Toppings-wise, the sugary notes of the onions muted any herb lustre that might've been there. I will say I thought the inclusion of pork skin cracklin was a nice touch, a crispy complement instead of centrepiece as is the case at the somewhat overrated Porchetta & Co . What's more, the near boulder-sized slabs of hand-cut Yukon Gold fries ($4) alone may be enough to encourage repeat visits.
I'm hoping it's a one-time occurrence, but for the pork sandwich as well as the smoked chicken offering ($7) I tried, I felt that the meat should've been hotter. If they want to compete with the diehard fan base of the relatively close Come and Get It and Banh Mi Boys , they'll have to remedy this crucial shortcoming.

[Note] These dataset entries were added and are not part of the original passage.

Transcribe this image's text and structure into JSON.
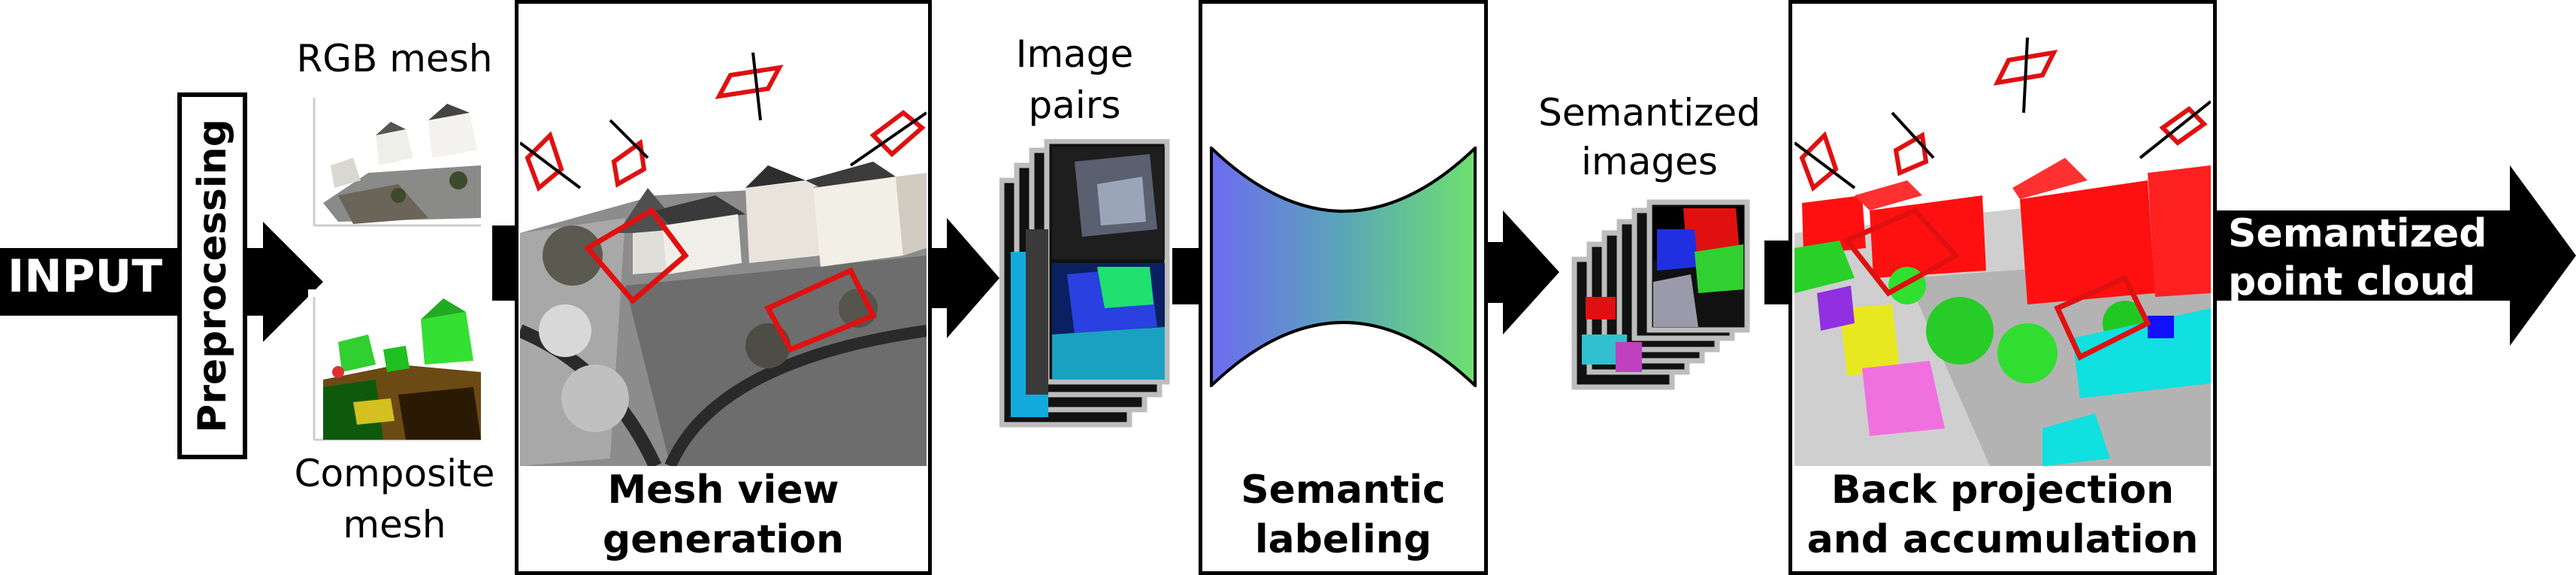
{
  "input": {
    "label": "INPUT"
  },
  "preprocessing": {
    "label": "Preprocessing"
  },
  "meshes": {
    "rgb_label": "RGB mesh",
    "composite_label_line1": "Composite",
    "composite_label_line2": "mesh"
  },
  "mesh_view": {
    "title_line1": "Mesh view",
    "title_line2": "generation"
  },
  "image_pairs": {
    "label_line1": "Image",
    "label_line2": "pairs"
  },
  "semantic_labeling": {
    "title_line1": "Semantic",
    "title_line2": "labeling"
  },
  "semantized_images": {
    "label_line1": "Semantized",
    "label_line2": "images"
  },
  "back_projection": {
    "title_line1": "Back projection",
    "title_line2": "and accumulation"
  },
  "output": {
    "label_line1": "Semantized",
    "label_line2": "point cloud"
  },
  "colors": {
    "camera": "#e01010",
    "hourglass_left": "#6c6cf0",
    "hourglass_right": "#6ee06e",
    "arrow": "#000000"
  }
}
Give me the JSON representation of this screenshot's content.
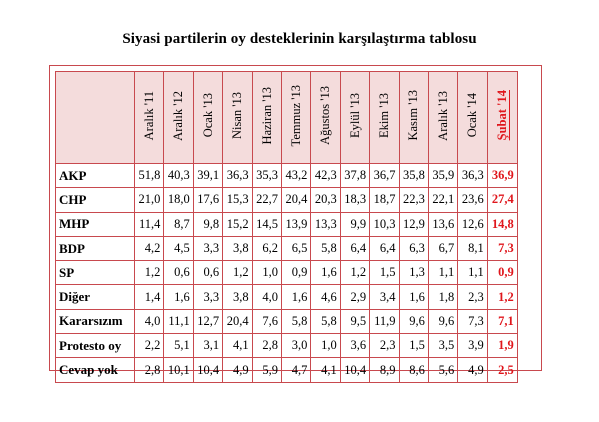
{
  "title": "Siyasi partilerin oy desteklerinin karşılaştırma tablosu",
  "columns": [
    "Aralık '11",
    "Aralık '12",
    "Ocak '13",
    "Nisan '13",
    "Haziran '13",
    "Temmuz '13",
    "Ağustos '13",
    "Eylül '13",
    "Ekim '13",
    "Kasım '13",
    "Aralık '13",
    "Ocak '14",
    "Şubat '14"
  ],
  "rows": [
    {
      "name": "AKP",
      "values": [
        "51,8",
        "40,3",
        "39,1",
        "36,3",
        "35,3",
        "43,2",
        "42,3",
        "37,8",
        "36,7",
        "35,8",
        "35,9",
        "36,3",
        "36,9"
      ]
    },
    {
      "name": "CHP",
      "values": [
        "21,0",
        "18,0",
        "17,6",
        "15,3",
        "22,7",
        "20,4",
        "20,3",
        "18,3",
        "18,7",
        "22,3",
        "22,1",
        "23,6",
        "27,4"
      ]
    },
    {
      "name": "MHP",
      "values": [
        "11,4",
        "8,7",
        "9,8",
        "15,2",
        "14,5",
        "13,9",
        "13,3",
        "9,9",
        "10,3",
        "12,9",
        "13,6",
        "12,6",
        "14,8"
      ]
    },
    {
      "name": "BDP",
      "values": [
        "4,2",
        "4,5",
        "3,3",
        "3,8",
        "6,2",
        "6,5",
        "5,8",
        "6,4",
        "6,4",
        "6,3",
        "6,7",
        "8,1",
        "7,3"
      ]
    },
    {
      "name": "SP",
      "values": [
        "1,2",
        "0,6",
        "0,6",
        "1,2",
        "1,0",
        "0,9",
        "1,6",
        "1,2",
        "1,5",
        "1,3",
        "1,1",
        "1,1",
        "0,9"
      ]
    },
    {
      "name": "Diğer",
      "values": [
        "1,4",
        "1,6",
        "3,3",
        "3,8",
        "4,0",
        "1,6",
        "4,6",
        "2,9",
        "3,4",
        "1,6",
        "1,8",
        "2,3",
        "1,2"
      ]
    },
    {
      "name": "Kararsızım",
      "values": [
        "4,0",
        "11,1",
        "12,7",
        "20,4",
        "7,6",
        "5,8",
        "5,8",
        "9,5",
        "11,9",
        "9,6",
        "9,6",
        "7,3",
        "7,1"
      ]
    },
    {
      "name": "Protesto oy",
      "values": [
        "2,2",
        "5,1",
        "3,1",
        "4,1",
        "2,8",
        "3,0",
        "1,0",
        "3,6",
        "2,3",
        "1,5",
        "3,5",
        "3,9",
        "1,9"
      ]
    },
    {
      "name": "Cevap yok",
      "values": [
        "2,8",
        "10,1",
        "10,4",
        "4,9",
        "5,9",
        "4,7",
        "4,1",
        "10,4",
        "8,9",
        "8,6",
        "5,6",
        "4,9",
        "2,5"
      ]
    }
  ],
  "colors": {
    "border": "#c8494e",
    "header_bg": "#f4dcdc",
    "highlight": "#e0161c"
  }
}
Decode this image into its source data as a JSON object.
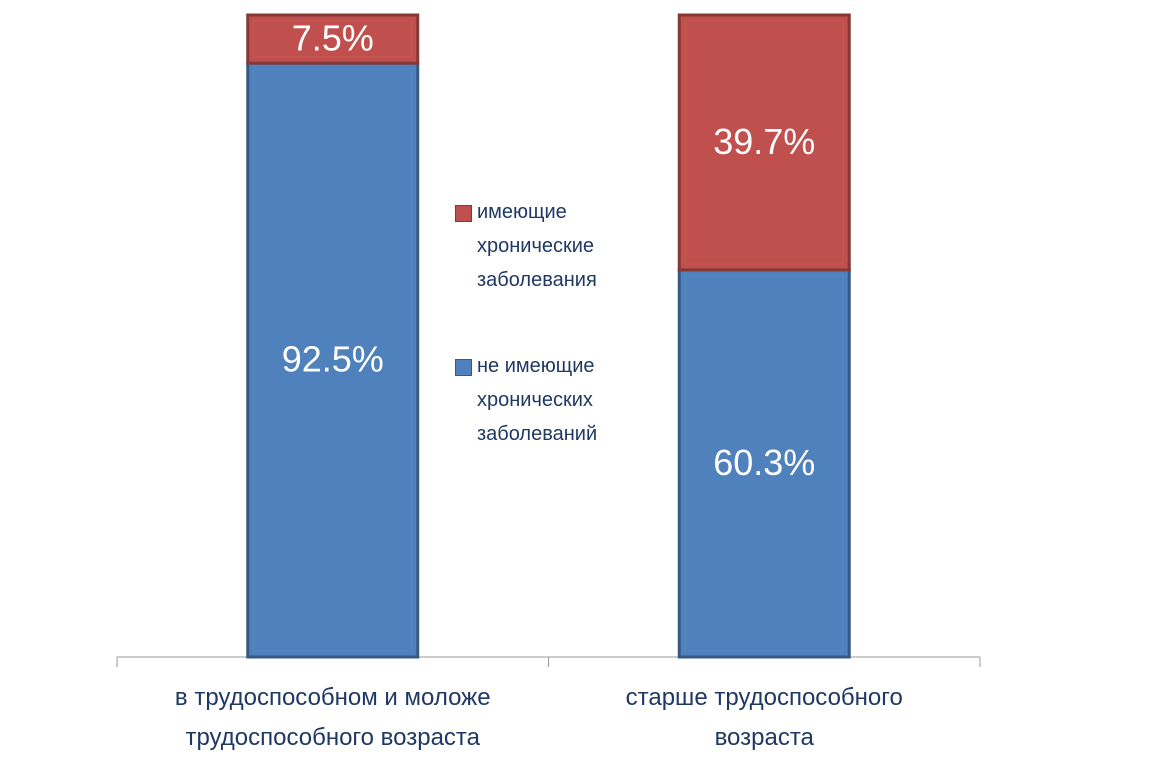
{
  "chart_data": {
    "type": "stacked-bar",
    "categories": [
      "в трудоспособном и моложе трудоспособного возраста",
      "старше трудоспособного возраста"
    ],
    "series": [
      {
        "name": "не имеющие хронических заболеваний",
        "color": "#4f81bd",
        "values": [
          92.5,
          60.3
        ],
        "value_labels": [
          "92.5%",
          "60.3%"
        ]
      },
      {
        "name": "имеющие хронические заболевания",
        "color": "#c0504d",
        "values": [
          7.5,
          39.7
        ],
        "value_labels": [
          "7.5%",
          "39.7%"
        ]
      }
    ],
    "ylim": [
      0,
      100
    ],
    "legend": "center"
  }
}
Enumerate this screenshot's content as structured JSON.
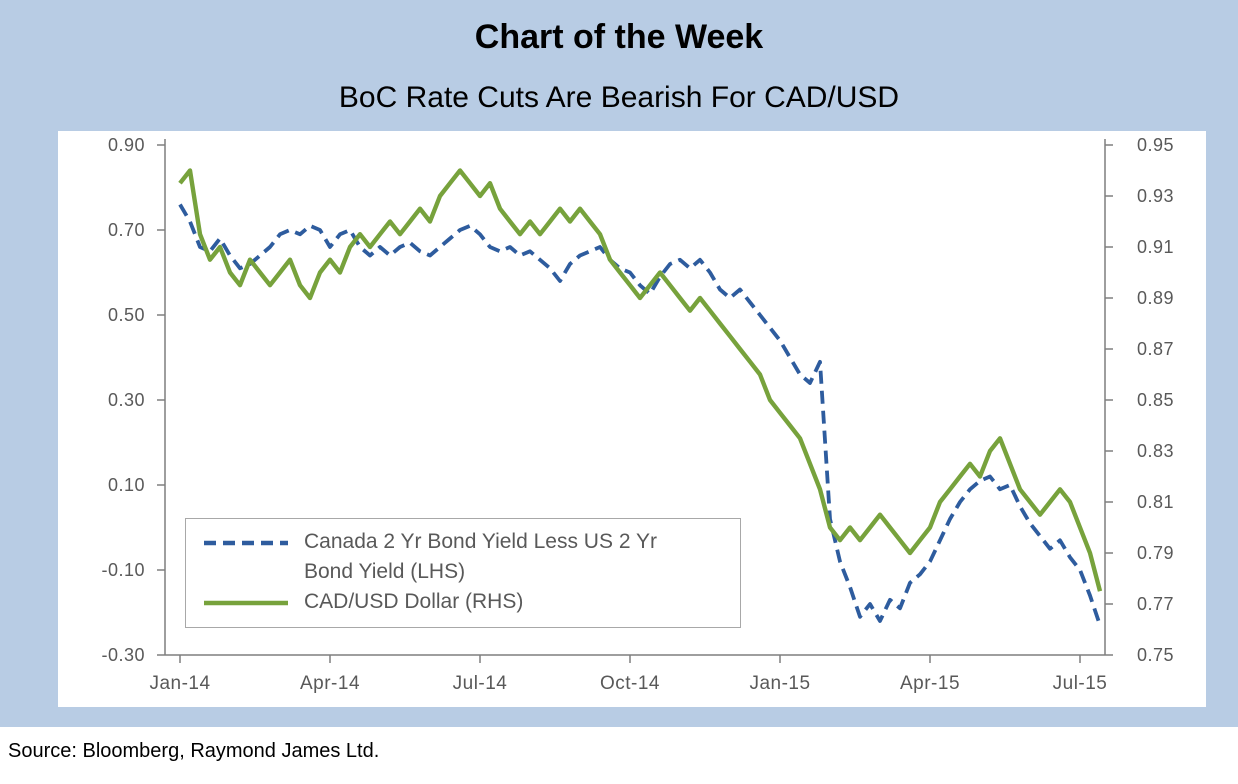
{
  "page": {
    "title": "Chart of the Week",
    "subtitle": "BoC Rate Cuts Are Bearish For CAD/USD",
    "source": "Source: Bloomberg, Raymond James Ltd."
  },
  "colors": {
    "background": "#b8cce4",
    "axis": "#7f7f7f",
    "tick_label": "#595959",
    "bond_yield_line": "#2e5c9e",
    "cadusd_line": "#77a23c"
  },
  "chart_data": {
    "type": "line",
    "title": "BoC Rate Cuts Are Bearish For CAD/USD",
    "x_unit": "months since Jan-2014",
    "x_tick_labels": [
      "Jan-14",
      "Apr-14",
      "Jul-14",
      "Oct-14",
      "Jan-15",
      "Apr-15",
      "Jul-15"
    ],
    "x_tick_positions": [
      0,
      3,
      6,
      9,
      12,
      15,
      18
    ],
    "left_axis": {
      "min": -0.3,
      "max": 0.9,
      "tick_labels": [
        "0.90",
        "0.70",
        "0.50",
        "0.30",
        "0.10",
        "-0.10",
        "-0.30"
      ],
      "tick_values": [
        0.9,
        0.7,
        0.5,
        0.3,
        0.1,
        -0.1,
        -0.3
      ]
    },
    "right_axis": {
      "min": 0.75,
      "max": 0.95,
      "tick_labels": [
        "0.95",
        "0.93",
        "0.91",
        "0.89",
        "0.87",
        "0.85",
        "0.83",
        "0.81",
        "0.79",
        "0.77",
        "0.75"
      ],
      "tick_values": [
        0.95,
        0.93,
        0.91,
        0.89,
        0.87,
        0.85,
        0.83,
        0.81,
        0.79,
        0.77,
        0.75
      ]
    },
    "legend_position": "bottom-left",
    "grid": false,
    "x": [
      0,
      0.2,
      0.4,
      0.6,
      0.8,
      1,
      1.2,
      1.4,
      1.6,
      1.8,
      2,
      2.2,
      2.4,
      2.6,
      2.8,
      3,
      3.2,
      3.4,
      3.6,
      3.8,
      4,
      4.2,
      4.4,
      4.6,
      4.8,
      5,
      5.2,
      5.4,
      5.6,
      5.8,
      6,
      6.2,
      6.4,
      6.6,
      6.8,
      7,
      7.2,
      7.4,
      7.6,
      7.8,
      8,
      8.2,
      8.4,
      8.6,
      8.8,
      9,
      9.2,
      9.4,
      9.6,
      9.8,
      10,
      10.2,
      10.4,
      10.6,
      10.8,
      11,
      11.2,
      11.4,
      11.6,
      11.8,
      12,
      12.2,
      12.4,
      12.6,
      12.8,
      13,
      13.2,
      13.4,
      13.6,
      13.8,
      14,
      14.2,
      14.4,
      14.6,
      14.8,
      15,
      15.2,
      15.4,
      15.6,
      15.8,
      16,
      16.2,
      16.4,
      16.6,
      16.8,
      17,
      17.2,
      17.4,
      17.6,
      17.8,
      18,
      18.2,
      18.4
    ],
    "series": [
      {
        "name": "Canada 2 Yr Bond Yield Less US 2 Yr Bond Yield (LHS)",
        "axis": "left",
        "style": "dashed",
        "color": "#2e5c9e",
        "values": [
          0.76,
          0.72,
          0.66,
          0.65,
          0.68,
          0.64,
          0.61,
          0.62,
          0.64,
          0.66,
          0.69,
          0.7,
          0.69,
          0.71,
          0.7,
          0.66,
          0.69,
          0.7,
          0.66,
          0.64,
          0.66,
          0.64,
          0.66,
          0.67,
          0.65,
          0.64,
          0.66,
          0.68,
          0.7,
          0.71,
          0.69,
          0.66,
          0.65,
          0.66,
          0.64,
          0.65,
          0.63,
          0.61,
          0.58,
          0.62,
          0.64,
          0.65,
          0.66,
          0.63,
          0.61,
          0.6,
          0.57,
          0.55,
          0.59,
          0.62,
          0.63,
          0.61,
          0.63,
          0.6,
          0.56,
          0.54,
          0.56,
          0.53,
          0.5,
          0.47,
          0.44,
          0.4,
          0.36,
          0.34,
          0.39,
          0.02,
          -0.08,
          -0.14,
          -0.21,
          -0.18,
          -0.22,
          -0.17,
          -0.19,
          -0.13,
          -0.11,
          -0.08,
          -0.03,
          0.02,
          0.06,
          0.09,
          0.11,
          0.12,
          0.09,
          0.1,
          0.05,
          0.01,
          -0.02,
          -0.05,
          -0.03,
          -0.07,
          -0.1,
          -0.16,
          -0.23
        ]
      },
      {
        "name": "CAD/USD Dollar (RHS)",
        "axis": "right",
        "style": "solid",
        "color": "#77a23c",
        "values": [
          0.935,
          0.94,
          0.915,
          0.905,
          0.91,
          0.9,
          0.895,
          0.905,
          0.9,
          0.895,
          0.9,
          0.905,
          0.895,
          0.89,
          0.9,
          0.905,
          0.9,
          0.91,
          0.915,
          0.91,
          0.915,
          0.92,
          0.915,
          0.92,
          0.925,
          0.92,
          0.93,
          0.935,
          0.94,
          0.935,
          0.93,
          0.935,
          0.925,
          0.92,
          0.915,
          0.92,
          0.915,
          0.92,
          0.925,
          0.92,
          0.925,
          0.92,
          0.915,
          0.905,
          0.9,
          0.895,
          0.89,
          0.895,
          0.9,
          0.895,
          0.89,
          0.885,
          0.89,
          0.885,
          0.88,
          0.875,
          0.87,
          0.865,
          0.86,
          0.85,
          0.845,
          0.84,
          0.835,
          0.825,
          0.815,
          0.8,
          0.795,
          0.8,
          0.795,
          0.8,
          0.805,
          0.8,
          0.795,
          0.79,
          0.795,
          0.8,
          0.81,
          0.815,
          0.82,
          0.825,
          0.82,
          0.83,
          0.835,
          0.825,
          0.815,
          0.81,
          0.805,
          0.81,
          0.815,
          0.81,
          0.8,
          0.79,
          0.775
        ]
      }
    ]
  }
}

Compared to the pork, their smoked chicken product was less satisfying on all counts. For one thing, the name's misleading: I didn't taste any distinct smoke tones, so I think the pickled chilli mop sauce makes it more properly a barbecued chicken sandwich. Also, while fried battered avocado bits are a neat idea, they work better for me as a side than topping. On sandwiches, I want my avocado to melt to a buttery slick, fusing where it may with the cuts of meat.
I also found that the chimichurri lacked punch and the chicken itself was rather dry and not even the chicken and pork cracklin could really save it from being simply flat. I wanted this number to be much tastier and more tender than it was, but given that the pork sandwich was both of these things, I'd definitely give it a second chance. Moreover, given the strong start to the meal and the excellent fries, I'll be back to try their beer battered fried fish sandwich ($11) which seems more straightforward with its lettuce, tomatoes, and tartar sauce, though I worry the smoked mayo might make it a bit too saucy.